Previously, tumors with a high burden of neoantigens and low intratumor heterogeneity were found to be significantly more responding to immunotherapy . Recently, several studies reported that mismatch repair (MMR) gene MSH2, MSH6,MLH1 and PMS2 are involved in DNA repair and loss of the proteins can result in frameshift mutations and potentially cause high neoantigen burden[1, 16, 17]. Accordingly, tumors with MMR-deficiency (dMMR) may have a relatively high neoantigen spectrum, which subsequently induce T lymphocytes infiltration and anti-tumor immune response, and form totally different tumor immune microenvironment (TME) from that of MMR-proficient (pMMR) tumors. A recent clinical trial suggested that only the CRC patients with dMMR derived clinical benefit from anti-PD-1 therapy. The rationale is that dMMR CRC has higher mutation rate and potentially generate more neoantigens, which serve as targets for anti-tumor immunity recovered by PD-1 blockade. Nevertheless, the exact mechanisms underlying such superior efficacy in this specific subtype of CRC patients are still not completely clear.
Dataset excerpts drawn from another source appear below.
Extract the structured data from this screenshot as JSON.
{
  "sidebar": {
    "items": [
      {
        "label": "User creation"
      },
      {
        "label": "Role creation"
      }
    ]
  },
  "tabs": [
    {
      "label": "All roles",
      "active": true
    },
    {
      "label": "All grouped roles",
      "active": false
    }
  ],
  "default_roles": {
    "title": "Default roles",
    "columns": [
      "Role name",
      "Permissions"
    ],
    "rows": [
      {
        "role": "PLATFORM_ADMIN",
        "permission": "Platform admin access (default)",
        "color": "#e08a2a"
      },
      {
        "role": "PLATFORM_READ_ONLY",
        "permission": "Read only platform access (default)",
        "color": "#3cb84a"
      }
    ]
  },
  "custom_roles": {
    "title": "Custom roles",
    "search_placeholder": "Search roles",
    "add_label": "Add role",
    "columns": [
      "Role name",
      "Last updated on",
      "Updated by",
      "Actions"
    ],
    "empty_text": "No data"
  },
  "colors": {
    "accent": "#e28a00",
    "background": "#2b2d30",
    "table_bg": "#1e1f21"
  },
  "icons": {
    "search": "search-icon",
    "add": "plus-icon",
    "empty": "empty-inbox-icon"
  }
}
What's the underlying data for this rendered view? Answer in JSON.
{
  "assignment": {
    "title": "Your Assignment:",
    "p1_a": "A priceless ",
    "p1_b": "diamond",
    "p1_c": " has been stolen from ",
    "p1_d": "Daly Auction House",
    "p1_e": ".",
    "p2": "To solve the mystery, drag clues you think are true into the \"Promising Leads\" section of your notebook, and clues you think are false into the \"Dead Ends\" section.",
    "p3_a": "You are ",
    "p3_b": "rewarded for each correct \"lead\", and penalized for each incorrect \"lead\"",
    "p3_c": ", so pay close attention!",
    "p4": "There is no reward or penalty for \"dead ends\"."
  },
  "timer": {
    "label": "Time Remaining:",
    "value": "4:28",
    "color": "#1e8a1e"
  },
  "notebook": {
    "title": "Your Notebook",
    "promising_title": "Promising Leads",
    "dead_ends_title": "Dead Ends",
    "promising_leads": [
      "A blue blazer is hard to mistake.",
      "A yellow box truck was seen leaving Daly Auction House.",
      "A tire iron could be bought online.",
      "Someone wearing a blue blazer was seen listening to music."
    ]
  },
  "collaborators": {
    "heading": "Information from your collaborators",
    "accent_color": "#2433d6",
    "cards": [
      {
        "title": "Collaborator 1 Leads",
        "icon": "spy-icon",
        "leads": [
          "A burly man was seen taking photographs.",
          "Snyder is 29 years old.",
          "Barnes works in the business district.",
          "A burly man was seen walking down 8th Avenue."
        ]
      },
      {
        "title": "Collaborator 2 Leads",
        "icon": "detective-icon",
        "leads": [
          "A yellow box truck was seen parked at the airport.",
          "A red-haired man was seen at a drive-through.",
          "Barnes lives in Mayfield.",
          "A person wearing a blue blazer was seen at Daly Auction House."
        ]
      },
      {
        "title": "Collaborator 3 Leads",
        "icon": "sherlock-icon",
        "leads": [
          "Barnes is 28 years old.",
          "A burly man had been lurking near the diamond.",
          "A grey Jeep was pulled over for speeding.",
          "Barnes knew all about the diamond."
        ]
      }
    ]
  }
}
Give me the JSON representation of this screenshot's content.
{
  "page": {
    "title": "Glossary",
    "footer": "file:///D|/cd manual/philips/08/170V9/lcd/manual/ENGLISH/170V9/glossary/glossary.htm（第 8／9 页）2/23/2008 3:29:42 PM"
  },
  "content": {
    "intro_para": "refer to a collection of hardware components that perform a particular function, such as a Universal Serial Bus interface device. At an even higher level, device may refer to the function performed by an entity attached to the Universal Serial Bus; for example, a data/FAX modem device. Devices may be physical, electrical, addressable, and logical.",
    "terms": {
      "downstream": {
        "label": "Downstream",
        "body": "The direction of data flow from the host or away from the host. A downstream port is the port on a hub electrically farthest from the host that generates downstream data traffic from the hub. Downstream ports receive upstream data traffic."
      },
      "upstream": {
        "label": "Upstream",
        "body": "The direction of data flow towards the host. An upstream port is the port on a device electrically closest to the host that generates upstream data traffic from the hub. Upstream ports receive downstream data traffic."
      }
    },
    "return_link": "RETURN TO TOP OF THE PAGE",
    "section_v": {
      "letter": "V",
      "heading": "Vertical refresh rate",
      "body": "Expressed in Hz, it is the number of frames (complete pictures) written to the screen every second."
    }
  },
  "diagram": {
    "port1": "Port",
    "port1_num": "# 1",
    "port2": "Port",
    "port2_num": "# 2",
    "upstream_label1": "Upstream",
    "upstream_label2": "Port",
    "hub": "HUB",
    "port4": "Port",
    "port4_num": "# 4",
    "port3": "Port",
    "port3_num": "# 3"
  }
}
Furthermore, the prognostic value of PD-1/PD-L1 expression and the systemic inflammatory response markers for dMMR CRC patients has not been fully investigated. Therefore, we designed a study to identify the difference of systemic and local inflammation-related, PD-1/PD-L1 pathway-related TME between dMMR and pMMR CRC, and to explore potential prognosis prediction markers for CRC immunotherapy.
Materials and Methods
Study design and participants
A single center study was conducted at the Sun Yat-sen University Cancer Center (SYSUCC), and the database of our institution contains more than 4000 CRC patients who were admitted between January 2003 and October 2015. This study was approved by SYSUCC institutional review board, and all the participants signed informed consent forms. Among these patients, a total of 2,901 CRC patients underwent MSI testing from May 2011 to Jane 2015, and 244 (8.4%) were with dMMR status. In addition, we excluded patients with following criteria: cancer other than CRC, stage unknown, and vital status unknown or lost to follow-up. Next, we identified another 169 patients of pMMR status matched with the dMMR patients in clinicopathological characteristics (Figure 1). Characteristics of pMMR patients enrolled and total were compared using multivariable analysis (Table S1).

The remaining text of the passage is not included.